I have a Bachelor of Science Degree in Financial Management and have been fortunate enough to find jobs where I was actually able to use that degree. The bulk of my professional career has been working as an analyst for a bank and an insurance company, and my coffee consumption, scrutiny, and tolerance has increased during this time. This isn’t really a flex (though it literally would have been a weird one if it was), it has something to do with this post’s topic.
I have mostly been sleep deprived. When I still had to travel to work, the long travel time from Cainta to wherever I was working at in the City (and back) was the major factor. I also had a stretch where I was working in the night shift, and still travelling from Cainta to the City and back (Cainta to Alabang to be exact). Even now that I’m working from home, sleep beyond 6 hours is a luxury during the work week. We’ve talked about the many benefits of coffee, but like everything it has a limit. I have read several posts recently about a study where coffee cannot really help the sleep deprived with more complex tasks.

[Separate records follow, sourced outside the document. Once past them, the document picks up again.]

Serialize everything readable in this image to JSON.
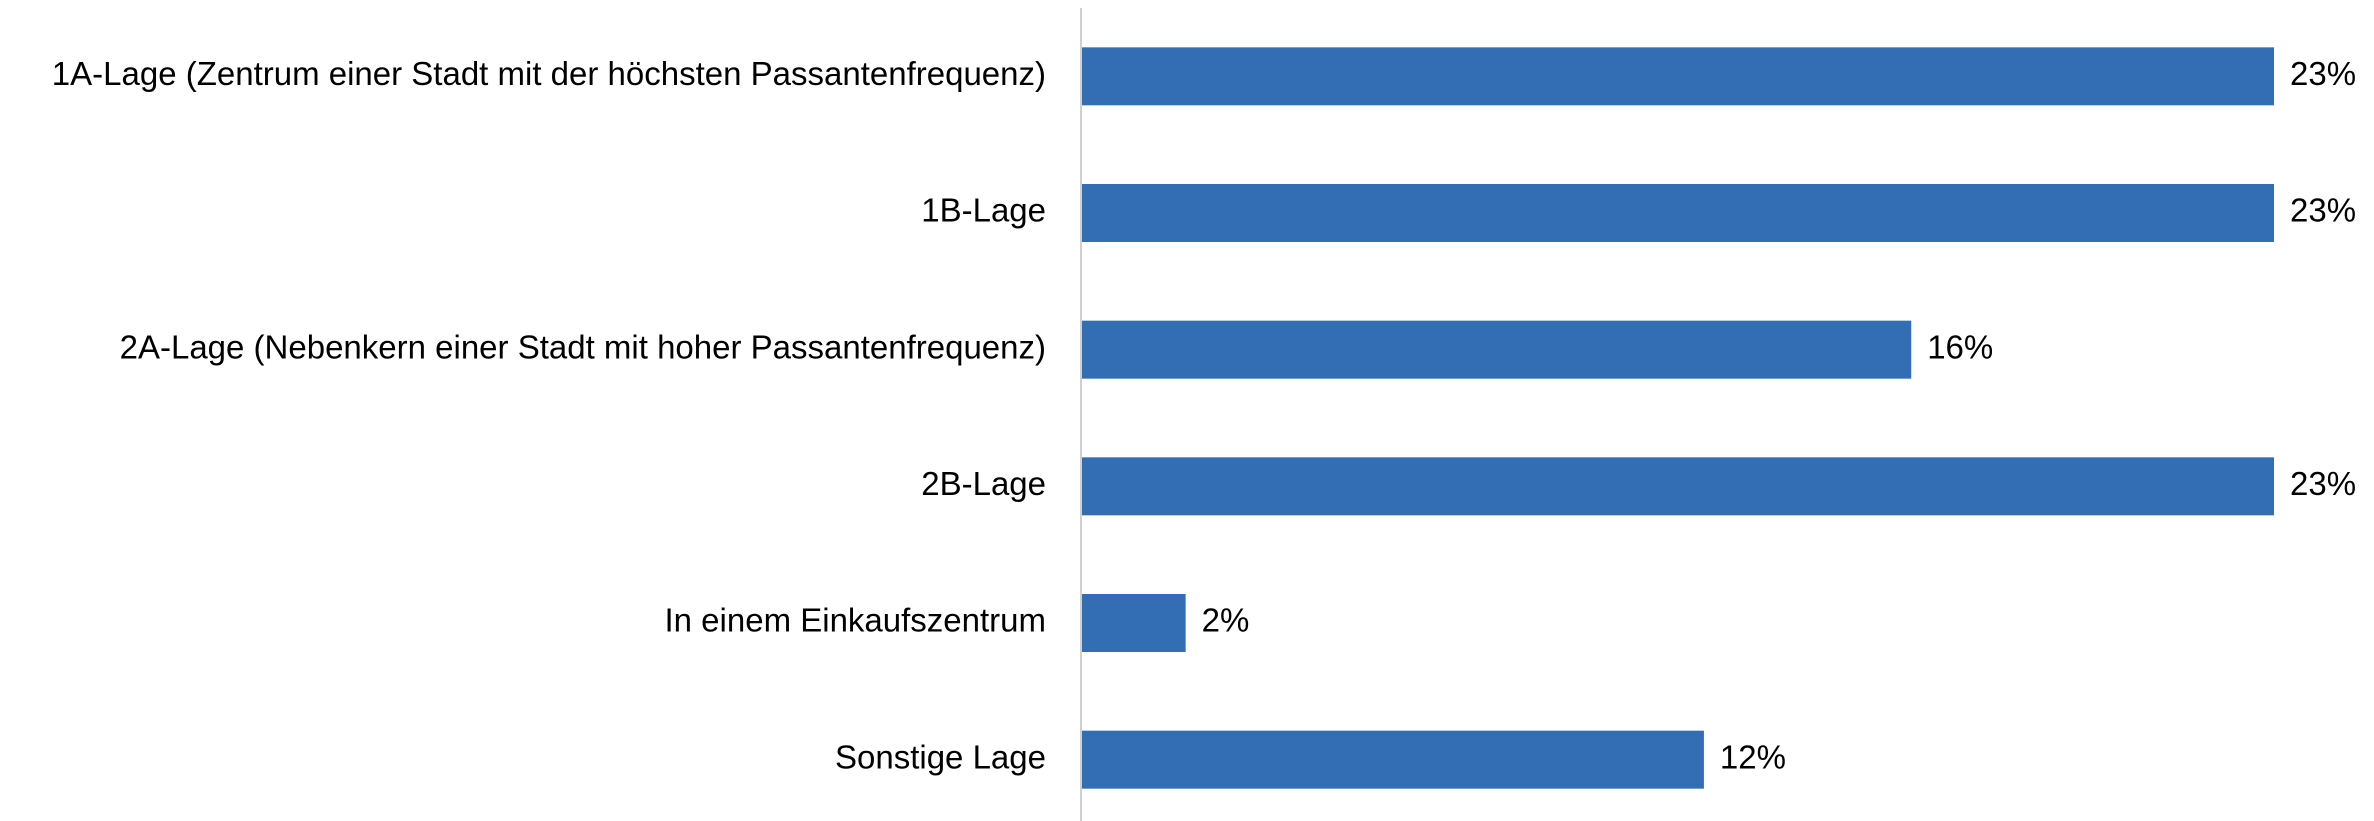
{
  "chart_data": {
    "type": "bar",
    "orientation": "horizontal",
    "categories": [
      "1A-Lage (Zentrum einer Stadt mit der höchsten Passantenfrequenz)",
      "1B-Lage",
      "2A-Lage (Nebenkern einer Stadt mit hoher Passantenfrequenz)",
      "2B-Lage",
      "In einem Einkaufszentrum",
      "Sonstige Lage"
    ],
    "values": [
      23,
      23,
      16,
      23,
      2,
      12
    ],
    "value_labels": [
      "23%",
      "23%",
      "16%",
      "23%",
      "2%",
      "12%"
    ],
    "color": "#336eb4"
  }
}
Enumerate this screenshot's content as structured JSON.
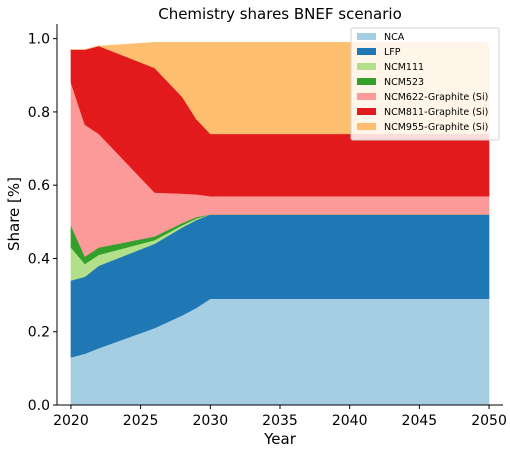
{
  "chart_data": {
    "type": "area",
    "stacked": true,
    "title": "Chemistry shares BNEF scenario",
    "xlabel": "Year",
    "ylabel": "Share [%]",
    "xlim": [
      2019,
      2051
    ],
    "ylim": [
      0,
      1.04
    ],
    "xticks": [
      2020,
      2025,
      2030,
      2035,
      2040,
      2045,
      2050
    ],
    "yticks": [
      0.0,
      0.2,
      0.4,
      0.6,
      0.8,
      1.0
    ],
    "ytick_labels": [
      "0.0",
      "0.2",
      "0.4",
      "0.6",
      "0.8",
      "1.0"
    ],
    "legend_position": "top-right",
    "grid": false,
    "x": [
      2020,
      2021,
      2022,
      2026,
      2028,
      2029,
      2030,
      2050
    ],
    "series": [
      {
        "name": "NCA",
        "color": "#a6cee3",
        "values": [
          0.13,
          0.14,
          0.155,
          0.21,
          0.245,
          0.265,
          0.29,
          0.29
        ]
      },
      {
        "name": "LFP",
        "color": "#1f78b4",
        "values": [
          0.21,
          0.21,
          0.225,
          0.23,
          0.24,
          0.24,
          0.23,
          0.23
        ]
      },
      {
        "name": "NCM111",
        "color": "#b2df8a",
        "values": [
          0.09,
          0.035,
          0.03,
          0.01,
          0.006,
          0.004,
          0.0,
          0.0
        ]
      },
      {
        "name": "NCM523",
        "color": "#33a02c",
        "values": [
          0.06,
          0.02,
          0.02,
          0.01,
          0.006,
          0.004,
          0.0,
          0.0
        ]
      },
      {
        "name": "NCM622-Graphite (Si)",
        "color": "#fb9a99",
        "values": [
          0.39,
          0.36,
          0.31,
          0.12,
          0.08,
          0.062,
          0.05,
          0.05
        ]
      },
      {
        "name": "NCM811-Graphite (Si)",
        "color": "#e31a1c",
        "values": [
          0.09,
          0.205,
          0.24,
          0.34,
          0.263,
          0.205,
          0.17,
          0.17
        ]
      },
      {
        "name": "NCM955-Graphite (Si)",
        "color": "#fdbf6f",
        "values": [
          0.0,
          0.0,
          0.0,
          0.07,
          0.15,
          0.21,
          0.25,
          0.25
        ]
      }
    ]
  }
}
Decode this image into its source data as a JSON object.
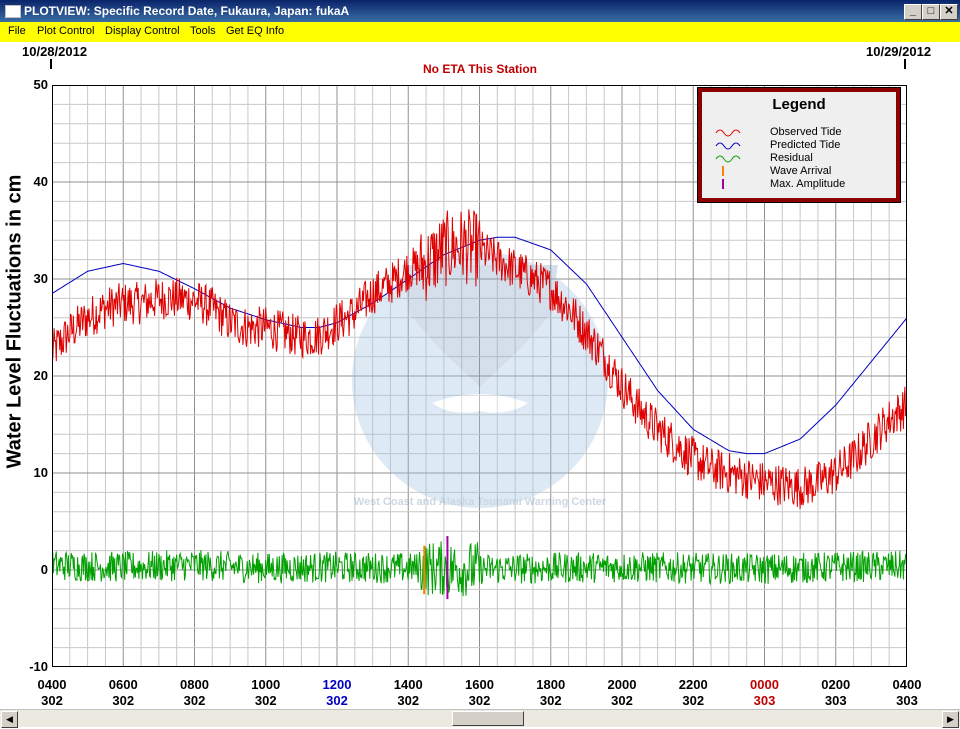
{
  "window": {
    "title": "PLOTVIEW: Specific Record Date, Fukaura, Japan: fukaA",
    "minimize_glyph": "_",
    "maximize_glyph": "□",
    "close_glyph": "✕"
  },
  "menu": [
    "File",
    "Plot Control",
    "Display Control",
    "Tools",
    "Get EQ Info"
  ],
  "header": {
    "start_date": "10/28/2012",
    "end_date": "10/29/2012",
    "notice": "No ETA This Station",
    "notice_color": "#c00000"
  },
  "legend": {
    "title": "Legend",
    "items": [
      {
        "label": "Observed Tide",
        "color": "#e00000",
        "glyph": "wave"
      },
      {
        "label": "Predicted Tide",
        "color": "#0000c0",
        "glyph": "wave"
      },
      {
        "label": "Residual",
        "color": "#00a000",
        "glyph": "wave"
      },
      {
        "label": "Wave Arrival",
        "color": "#ff8000",
        "glyph": "bar"
      },
      {
        "label": "Max. Amplitude",
        "color": "#a000a0",
        "glyph": "bar"
      }
    ]
  },
  "watermark": {
    "text": "West Coast and Alaska Tsunami Warning Center"
  },
  "chart_data": {
    "type": "line",
    "ylabel": "Water Level Fluctuations in cm",
    "ylim": [
      -10,
      50
    ],
    "xlim": [
      4,
      28
    ],
    "yticks": [
      -10,
      0,
      10,
      20,
      30,
      40,
      50
    ],
    "grid": true,
    "legend_position": "top-right",
    "xticks": [
      {
        "x": 4,
        "time": "0400",
        "day": "302",
        "color": "#000000"
      },
      {
        "x": 6,
        "time": "0600",
        "day": "302",
        "color": "#000000"
      },
      {
        "x": 8,
        "time": "0800",
        "day": "302",
        "color": "#000000"
      },
      {
        "x": 10,
        "time": "1000",
        "day": "302",
        "color": "#000000"
      },
      {
        "x": 12,
        "time": "1200",
        "day": "302",
        "color": "#0000c0"
      },
      {
        "x": 14,
        "time": "1400",
        "day": "302",
        "color": "#000000"
      },
      {
        "x": 16,
        "time": "1600",
        "day": "302",
        "color": "#000000"
      },
      {
        "x": 18,
        "time": "1800",
        "day": "302",
        "color": "#000000"
      },
      {
        "x": 20,
        "time": "2000",
        "day": "302",
        "color": "#000000"
      },
      {
        "x": 22,
        "time": "2200",
        "day": "302",
        "color": "#000000"
      },
      {
        "x": 24,
        "time": "0000",
        "day": "303",
        "color": "#c00000"
      },
      {
        "x": 26,
        "time": "0200",
        "day": "303",
        "color": "#000000"
      },
      {
        "x": 28,
        "time": "0400",
        "day": "303",
        "color": "#000000"
      }
    ],
    "series": [
      {
        "name": "Predicted Tide",
        "color": "#0000c0",
        "x": [
          4,
          5,
          6,
          7,
          8,
          9,
          10,
          11,
          11.5,
          12,
          13,
          14,
          15,
          16,
          16.5,
          17,
          18,
          19,
          20,
          21,
          22,
          23,
          23.5,
          24,
          25,
          26,
          27,
          28
        ],
        "y": [
          28.5,
          30.8,
          31.6,
          30.8,
          29,
          27,
          25.8,
          25,
          25,
          25.5,
          27.5,
          30,
          32.5,
          34,
          34.3,
          34.3,
          33,
          29.5,
          24,
          18.5,
          14.5,
          12.3,
          12,
          12,
          13.5,
          17,
          21.5,
          26
        ]
      },
      {
        "name": "Observed Tide",
        "color": "#e00000",
        "x": [
          4,
          4.5,
          5,
          5.5,
          6,
          6.5,
          7,
          7.5,
          8,
          8.5,
          9,
          9.5,
          10,
          10.5,
          11,
          11.5,
          12,
          12.5,
          13,
          13.5,
          14,
          14.5,
          15,
          15.5,
          16,
          16.5,
          17,
          17.5,
          18,
          18.5,
          19,
          19.5,
          20,
          20.5,
          21,
          21.5,
          22,
          22.5,
          23,
          23.5,
          24,
          24.5,
          25,
          25.5,
          26,
          26.5,
          27,
          27.5,
          28
        ],
        "y": [
          22.5,
          24.5,
          26,
          27,
          27.5,
          27.5,
          28,
          28,
          27.8,
          27,
          25.5,
          25,
          25,
          24.5,
          24,
          24.2,
          25.5,
          26.5,
          28.5,
          29.5,
          31,
          31.5,
          33,
          33.5,
          33,
          32,
          31,
          30,
          29,
          27,
          24.5,
          22,
          19,
          16.5,
          14.5,
          13,
          11.5,
          10.5,
          10,
          9.5,
          9,
          8.8,
          8.5,
          9,
          10,
          11.5,
          13.5,
          15.5,
          17
        ]
      },
      {
        "name": "Residual",
        "color": "#00a000",
        "x": [
          4,
          6,
          8,
          10,
          12,
          14,
          16,
          18,
          20,
          22,
          24,
          26,
          28
        ],
        "y": [
          0.5,
          0.3,
          0.5,
          0.2,
          0.3,
          0.2,
          0.1,
          0.2,
          0.3,
          0.2,
          0.1,
          0.3,
          0.4
        ]
      }
    ],
    "markers": [
      {
        "name": "Wave Arrival",
        "x": 14.45,
        "y_from": -2.5,
        "y_to": 2.5,
        "color": "#ff8000"
      },
      {
        "name": "Max. Amplitude",
        "x": 15.1,
        "y_from": -3,
        "y_to": 3.5,
        "color": "#a000a0"
      }
    ]
  }
}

The research was from the Sleep and Learning Lab at Michigan State University. It involved 275 participants who performed both simple and complex tasks. They were then randomly chosen to either sleep at home or spend a sleep-deprived night that was supervised by the lab. The participants were given 200 mg of caffeine the next morning (some were given a placebo, some of them had one the worst days of their lives) and again asked to perform both the simple and complex tasks..
The simple task is what they call a Psychomotor Vigilance Test (PVT) which as I understand is a simple attention task, while the complex task is a place keeping task called UNRAVEL where subjects need to complete tasks in a specific order without skipping or repeating steps (healthday). The sleep deprived, who really may have had such an awful day when the test was being conducted, failed both tests the second day. Those sleep deprived who got caffeine were able to power through PVT but caffeine did not provide much help with UNRAVEL.
To simplify the findings, it seems that coffee will help us stay awake and alert during the day when we’re sleep deprived. However, it is not advisable to perform overtly complex tasks as caffeine did show any signs of being able to help. I was not kidding about how simple that summary is.
I barely slept 6 hours a day while I was an analyst. And when I was on the night shift, travelling from Cainta to Alabang, let’s just say it’s a miracle I was able to last long enough to get promoted a couple of times (now that’s kind of a flex, still weird and awkward though). I like to think my work was complex, digesting information about a company and understanding their financial statements, analyzing the data and coming up with a risk assessment for the client, all with the pressure of turning around the report as quickly as possible – not a lot can do it (though a lot who can definitely are better than me).
Of course I drank a lot of coffee (and still do) and from my observation it did indeed help keep me awake, although it would not be uncommon to see me be lethargic at certain points of the day. At the time I thought coffee helped me be as sharp as I can while analyzing the credit worthiness of these clients. I now, having read these articles, cannot help but think of how much better I could have been in this field if I was able to get ample amounts of sleep every day.
You can read the articles and the published results of the study in the links I’ll provide below, this post really was mostly about me. I wanted to take this opportunity to write something about my work experience since I recently got reminded by Facebook (you can follow me there, BTW) about when I started working. I touched upon it earlier as well, I also reminded myself of a time when second wave coffee was luxury for me at my salary to my coffee preference now. Past me would be happy to know that future me still drinks coffee while doing something I have always wanted to do – writing (no matter how messy and weird it is).